Un peu de bleu dans le paysage Le Pont de Bonnel
Pierre Bergounioux, Un peu de bleu dans le paysage, Éditions Verdier, 2001, p. 8-9.
Le pont de Bonnel
L’endroit où j’ai fait les expériences cardinales s’apparentait à un creux d’un kilomètre, à peu près, de diamètre, qu’un pouce renversé, comme au cirque de Rome, aurait imprimé dans le grès ocre vers le permo-carbonifère. Nous étions cernés de collines dont le faîte bornait partout l’horizon. Il n’y avait d’ouverture qu’en ouest, vers la mer,
où la rivière fuyait.
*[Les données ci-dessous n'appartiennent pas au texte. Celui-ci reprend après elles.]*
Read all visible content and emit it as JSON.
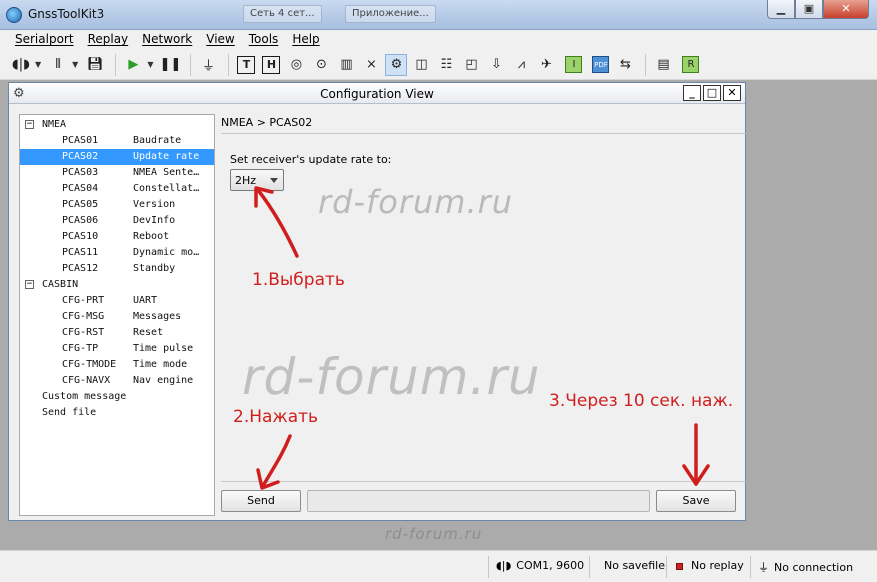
{
  "app": {
    "title": "GnssToolKit3",
    "bg_tab_1": "Сеть 4 сет...",
    "bg_tab_2": "Приложение..."
  },
  "menu": {
    "serialport": "Serialport",
    "replay": "Replay",
    "network": "Network",
    "view": "View",
    "tools": "Tools",
    "help": "Help"
  },
  "toolbar": {
    "icons": [
      "connect-icon",
      "signal-icon",
      "save-icon",
      "play-icon",
      "pause-icon",
      "plug-icon",
      "text-view-icon",
      "hex-view-icon",
      "sky-view-icon",
      "position-icon",
      "chart-icon",
      "satellite-icon",
      "config-icon",
      "map-icon",
      "table-icon",
      "chart-2-icon",
      "download-icon",
      "signal-2-icon",
      "satellite-2-icon",
      "green-icon",
      "pdf-icon",
      "sync-icon",
      "layout-icon",
      "r-icon"
    ],
    "h_label": "H",
    "t_label": "T",
    "r_label": "R",
    "pdf_label": "PDF",
    "green_label": "I"
  },
  "config_window": {
    "title": "Configuration View",
    "breadcrumb": "NMEA > PCAS02",
    "rate_label": "Set receiver's update rate to:",
    "rate_value": "2Hz",
    "send_label": "Send",
    "save_label": "Save"
  },
  "tree": {
    "nmea": {
      "label": "NMEA",
      "items": [
        {
          "name": "PCAS01",
          "desc": "Baudrate"
        },
        {
          "name": "PCAS02",
          "desc": "Update rate"
        },
        {
          "name": "PCAS03",
          "desc": "NMEA Sente…"
        },
        {
          "name": "PCAS04",
          "desc": "Constellat…"
        },
        {
          "name": "PCAS05",
          "desc": "Version"
        },
        {
          "name": "PCAS06",
          "desc": "DevInfo"
        },
        {
          "name": "PCAS10",
          "desc": "Reboot"
        },
        {
          "name": "PCAS11",
          "desc": "Dynamic mo…"
        },
        {
          "name": "PCAS12",
          "desc": "Standby"
        }
      ]
    },
    "casbin": {
      "label": "CASBIN",
      "items": [
        {
          "name": "CFG-PRT",
          "desc": "UART"
        },
        {
          "name": "CFG-MSG",
          "desc": "Messages"
        },
        {
          "name": "CFG-RST",
          "desc": "Reset"
        },
        {
          "name": "CFG-TP",
          "desc": "Time pulse"
        },
        {
          "name": "CFG-TMODE",
          "desc": "Time mode"
        },
        {
          "name": "CFG-NAVX",
          "desc": "Nav engine"
        }
      ]
    },
    "custom_message": "Custom message",
    "send_file": "Send file"
  },
  "annotations": {
    "step1": "1.Выбрать",
    "step2": "2.Нажать",
    "step3": "3.Через 10 сек. наж.",
    "watermark": "rd-forum.ru"
  },
  "status": {
    "port": "COM1, 9600",
    "savefile": "No savefile",
    "replay": "No replay",
    "connection": "No connection"
  },
  "colors": {
    "selection": "#3399ff",
    "annotation_red": "#d01e1e"
  }
}
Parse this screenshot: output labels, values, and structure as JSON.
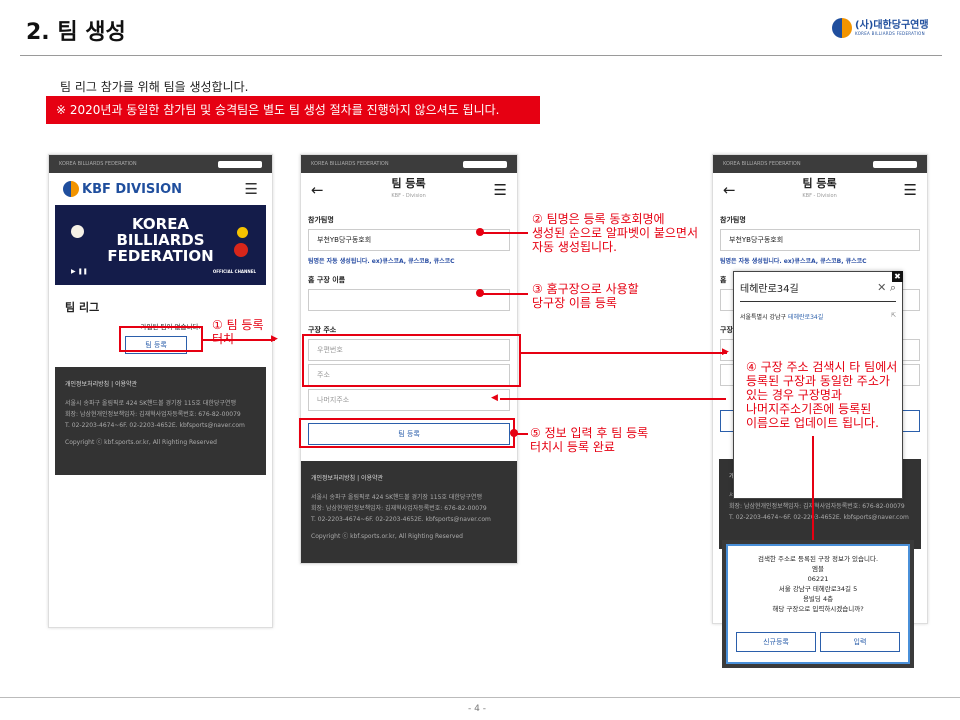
{
  "page": {
    "title": "2. 팀 생성",
    "page_number": "- 4 -",
    "intro": "팀 리그 참가를 위해 팀을 생성합니다.",
    "note": "※ 2020년과 동일한 참가팀 및 승격팀은 별도 팀 생성 절차를 진행하지 않으셔도 됩니다."
  },
  "logo": {
    "name": "(사)대한당구연맹",
    "sub": "KOREA BILLIARDS FEDERATION"
  },
  "phone1": {
    "bar_text": "KOREA BILLIARDS FEDERATION",
    "brand": "KBF DIVISION",
    "banner": [
      "KOREA",
      "BILLIARDS",
      "FEDERATION"
    ],
    "banner_badge": "OFFICIAL CHANNEL",
    "section": "팀 리그",
    "empty": "가입된 팀이 없습니다.",
    "btn": "팀 등록"
  },
  "footer": {
    "links": "개인정보처리방침 | 이용약관",
    "line1": "서울시 송파구 올림픽로 424 SK핸드볼 경기장 115호 대한당구연맹",
    "line2": "회장: 남삼현개인정보책임자: 김재혁사업자등록번호: 676-82-00079",
    "line3": "T. 02-2203-4674~6F. 02-2203-4652E. kbfsports@naver.com",
    "copy": "Copyright ⓒ kbf.sports.or.kr, All Righting Reserved"
  },
  "form": {
    "title": "팀 등록",
    "subtitle": "KBF - Division",
    "team_label": "참가팀명",
    "team_value": "부천YB당구동호회",
    "hint": "팀명은 자동 생성됩니다. ex)큐스코A, 큐스코B, 큐스코C",
    "home_label": "홈 구장 이름",
    "addr_label": "구장 주소",
    "postcode_ph": "우편번호",
    "addr_ph": "주소",
    "detail_ph": "나머지주소",
    "submit": "팀 등록"
  },
  "callouts": {
    "c1": [
      "① 팀 등록",
      "터치"
    ],
    "c2": [
      "② 팀명은 등록 동호회명에",
      "생성된 순으로 알파벳이 붙으면서",
      "자동 생성됩니다."
    ],
    "c3": [
      "③ 홈구장으로 사용할",
      "당구장 이름 등록"
    ],
    "c4": [
      "④ 구장 주소 검색시 타 팀에서",
      "등록된 구장과 동일한 주소가",
      "있는 경우 구장명과",
      "나머지주소기존에 등록된",
      "이름으로 업데이트 됩니다."
    ],
    "c5": [
      "⑤ 정보 입력 후 팀 등록",
      "터치시 등록 완료"
    ]
  },
  "search": {
    "value": "테헤란로34길",
    "result_prefix": "서울특별시 강남구",
    "result_highlight": "테헤란로34길"
  },
  "dialog": {
    "lines": [
      "검색한 주소로 등록된 구장 정보가 있습니다.",
      "엠블",
      "06221",
      "서울 강남구 테헤란로34길 5",
      "용빌딩 4층",
      "해당 구장으로 입력하시겠습니까?"
    ],
    "btn_new": "신규등록",
    "btn_ok": "입력"
  },
  "colors": {
    "accent": "#e60012",
    "brand_blue": "#1f4e9d",
    "button_blue": "#2b5fab"
  }
}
Au nord, on butait aussitôt sur l’âpre escarpement du Limousin, la vieille échine bossuée, granitique, au pelage d’ajoncs, de fougères, de genêts. Il fallait peiner beaucoup pour gravir l’épaulement méridional, franchir de fortes rampes avant de s’enfoncer vers la sud où nous avions notre penchant, avec les esplanades calcaires et l’accent chantonnant, la sécheresse et la chaleur, le tabac, la tuile ronde et la vigne, le maïs, l’éclat riant du midi. Le monde, alors, quand j’y songe, affectait une forme régulière, très étroite, digitée. Entièrement atrophié vers le septentrion, il mordait d’une dizaine de lieux, environ, sur les terrasses du Quercy, se diluait, au couchant, dans la plaine aquitaine et finissait, de très abrupte façon, du côté auquel, formellement du moins, nous étions rattachés, en est, où s’étirait en s’élevant le reste du département.L’enfance est mystère, et doublement lorsque l’univers auquel on s’éveille est celui, agraire, fermé, millénaire qui a subsisté à l’écart du mouvement, de l’échange, de la modernité jusqu’au milieu de ce siècle et quelque peu au-delà, parfois, par endroits.
L’œuvre et le territoire
Natif de Brive, ville grise dans laquelle Pierre Bergounioux se sent enfermé, il oscille entre le sombre du Limousin et le clair du calcaire du Lot dont il est originaire. Le pont de Bonnel marque pour lui cette frontière symbolique.
À propos de Un peu de bleu dans le paysage
Au début de la Gaule romaine à la fin du deuxième millénaire, la zone imprécise, plissée, qui sépare l’Auvergne de l’Aquitaine a vécu séparée. De là les sombres permanences, les bizarreries, les particularités qu’on pouvait, tout récemment encore, y observer. Lorsque le mouvement, le présent, l’ont tirée du sommeil, elle n’a pas hésité. Elle s’est retirée sans bruit, les yeux ouverts, dans le passé.